Steuer-Streit: Dressel liefert sich tagelangen Twitter-Zoff mit Lindner
Bis zur Übernahme durch Elon Musk im Jahr 2022 war Twitter (heute X) ein faszinierender Ort: Nirgendwo sonst war es leichter, mit prominenten Persönlichkeiten in den Austausch zu treten. Auch das Hin- und Hergeschreibe von Promis untereinander konnte in Echtzeit verfolgt werden, ob gegenseitige Komplimente oder ein handfester Streit in aller Öffentlichkeit. All das ist zwar auch heute noch möglich, allerdings nur, wenn man sich nicht von Sexbots und rechten Trollen stören lässt. Davon offensichtlich ungerührt sind der Bundesfinanzminister Christian Lindner (FDP) und sein Hamburger Amtskollege, der Finanzsenator Andreas Dressel (SPD).
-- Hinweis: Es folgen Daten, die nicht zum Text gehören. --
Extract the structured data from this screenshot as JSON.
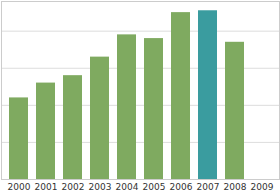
{
  "chart_data": {
    "type": "bar",
    "categories": [
      "2000",
      "2001",
      "2002",
      "2003",
      "2004",
      "2005",
      "2006",
      "2007",
      "2008",
      "2009"
    ],
    "values": [
      2.2,
      2.6,
      2.8,
      3.3,
      3.9,
      3.8,
      4.5,
      4.55,
      3.7,
      null
    ],
    "colors": [
      "#7faa60",
      "#7faa60",
      "#7faa60",
      "#7faa60",
      "#7faa60",
      "#7faa60",
      "#7faa60",
      "#3a9c9f",
      "#7faa60",
      "#7faa60"
    ],
    "ylim": [
      0,
      4.8
    ],
    "yticks": [
      0,
      1,
      2,
      3,
      4
    ],
    "grid": true,
    "tick_labels": "x"
  }
}
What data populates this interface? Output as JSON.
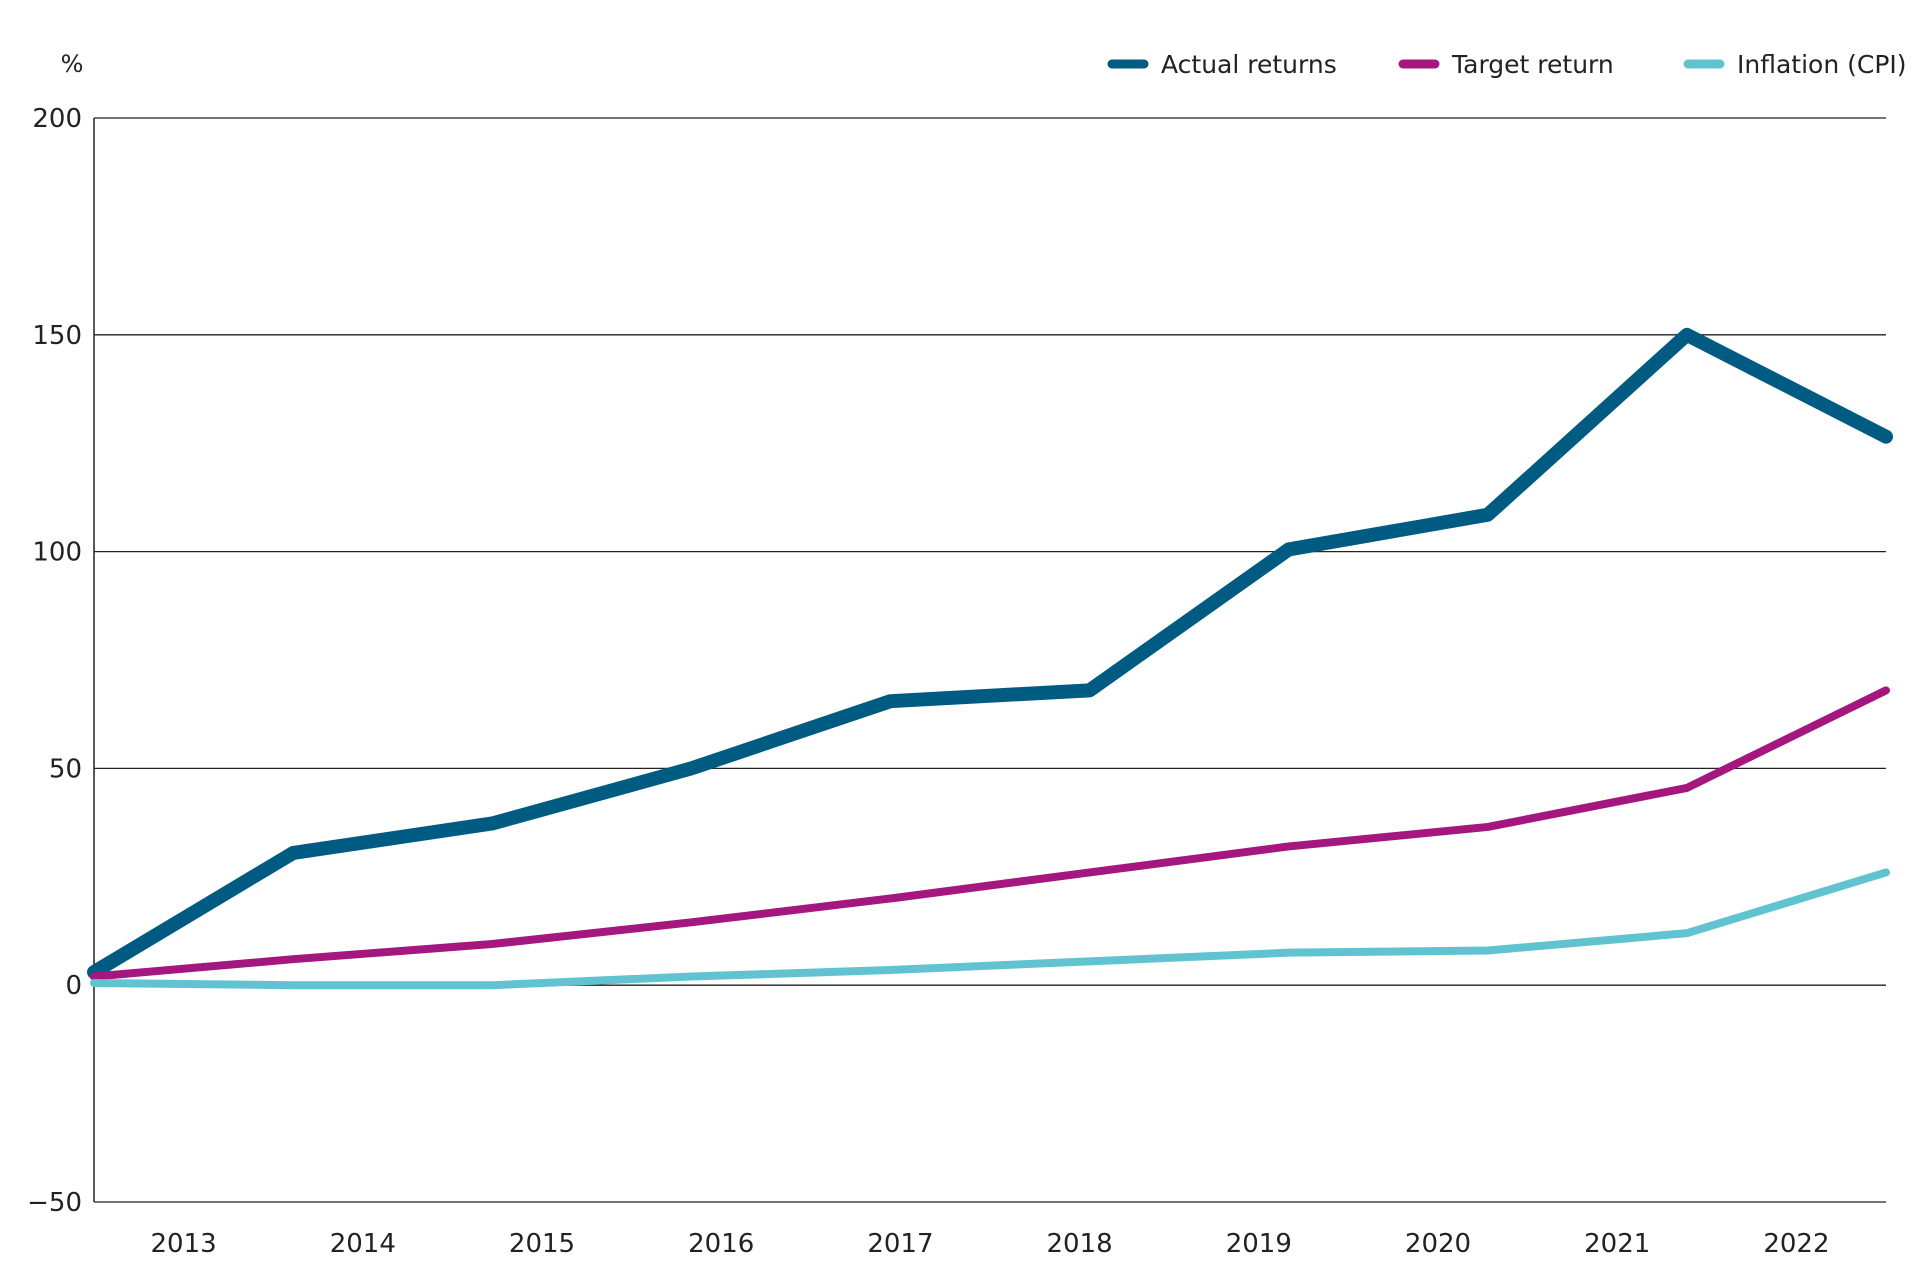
{
  "chart_data": {
    "type": "line",
    "title": "",
    "xlabel": "",
    "ylabel": "%",
    "ylim": [
      -50,
      200
    ],
    "yticks": [
      200,
      150,
      100,
      50,
      0,
      -50
    ],
    "categories": [
      "2013",
      "2014",
      "2015",
      "2016",
      "2017",
      "2018",
      "2019",
      "2020",
      "2021",
      "2022"
    ],
    "grid": true,
    "legend_position": "top-right",
    "series": [
      {
        "name": "Actual returns",
        "color": "#005b82",
        "values": [
          3,
          30.5,
          37.3,
          50,
          65.5,
          68,
          100.5,
          108.5,
          150,
          126.5
        ]
      },
      {
        "name": "Target return",
        "color": "#a3177e",
        "values": [
          2,
          6,
          9.5,
          14.5,
          20,
          26,
          32,
          36.5,
          45.5,
          68
        ]
      },
      {
        "name": "Inflation (CPI)",
        "color": "#62c3d0",
        "values": [
          0.5,
          0,
          0,
          2,
          3.5,
          5.5,
          7.5,
          8,
          12,
          26
        ]
      }
    ]
  }
}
Auf dem Kurznachrichtendienst kriegten sich die beiden kürzlich in die Wolle. Dabei ging es – natürlich – ums Thema Steuern.
Am Anfang jedes Twitter-Zoffs steht – ein Tweet. Finanzminister Christian Lindner machte den Anfang und schrieb Ende März über die jüngst vollzogene Erhöhung des Bürgergelds: „Das Bürgergeld wurde überproportional erhöht. Deswegen muss es jetzt auch rückwirkend eine Erhöhung des Grundfreibetrags in Lohn- und Einkommensteuer geben. Das bedeutet auch im laufenden Jahr eine steuerliche Entlastung für die arbeitende Bevölkerung“, so Lindner, der seine selbst geschriebenen Tweets stets mit seinem Kürzel „CL“ endet.
Hamburg: Finanzsenator Dressel beharkt sich mit Christian Lindner auf X
Andreas Dressel kommentierte Lindners Beitrag (in einem sogenannten Quote-Tweet) und entgegnete: „Jede #Steuerentlastung muss finanzierbar sein.“ Ein Vorschlag zur Gegenfinanzierung liege im Bundesrat. Über eine Bekämpfung der kalten Progression nachzudenken sei „absurd“, so Dressel, der auf die „dramatische Haushaltslage“ verweist.
Lindner wiederum kontert: „Die SPD hat kein Problem, das #Bürgergeld drastisch zu erhöhen. Bei der arbeitenden Bevölkerung drohende Steuererhöhungen (!) (,kalte Progression‘) abzuwenden, das finden manche aber gar ,absurd’“. Er kämpfe weiter für jene, die den Staat finanzierten.
Bei der kalten Progression wird eine Gehaltserhöhung durch die steigende Inflation aufgefressen, aber dennoch höher besteuert. Arbeitnehmer haben dadurch real weniger Geld zur Verfügung als vor dem Gehaltsplus. Der Abbau der kalten Progression ist seit langem ein Anliegen der FDP.
Dressel: Länder haben keinen finanziellen Spielraum mehr
Den Vorwurf seines Amtskollegen lässt der Senator nicht auf sich sitzen. Lindner habe keine Antwort darauf, wie die Einnahmeausfälle kompensiert werden sollen. „Wann willst Du darüber mit Ländern & Gemeinden verhandeln? Wir haben 0 Spielraum!“ Der Minister pocht dagegen auf eine 2022 getroffene Vereinbarung innerhalb der Koalition, „heimliche Steuererhöhungen durch die kalte Progression abzuwenden“. Wieso SPD und Grüne das für die kommenden Jahre aufkündigen wollen, verstehe er nicht.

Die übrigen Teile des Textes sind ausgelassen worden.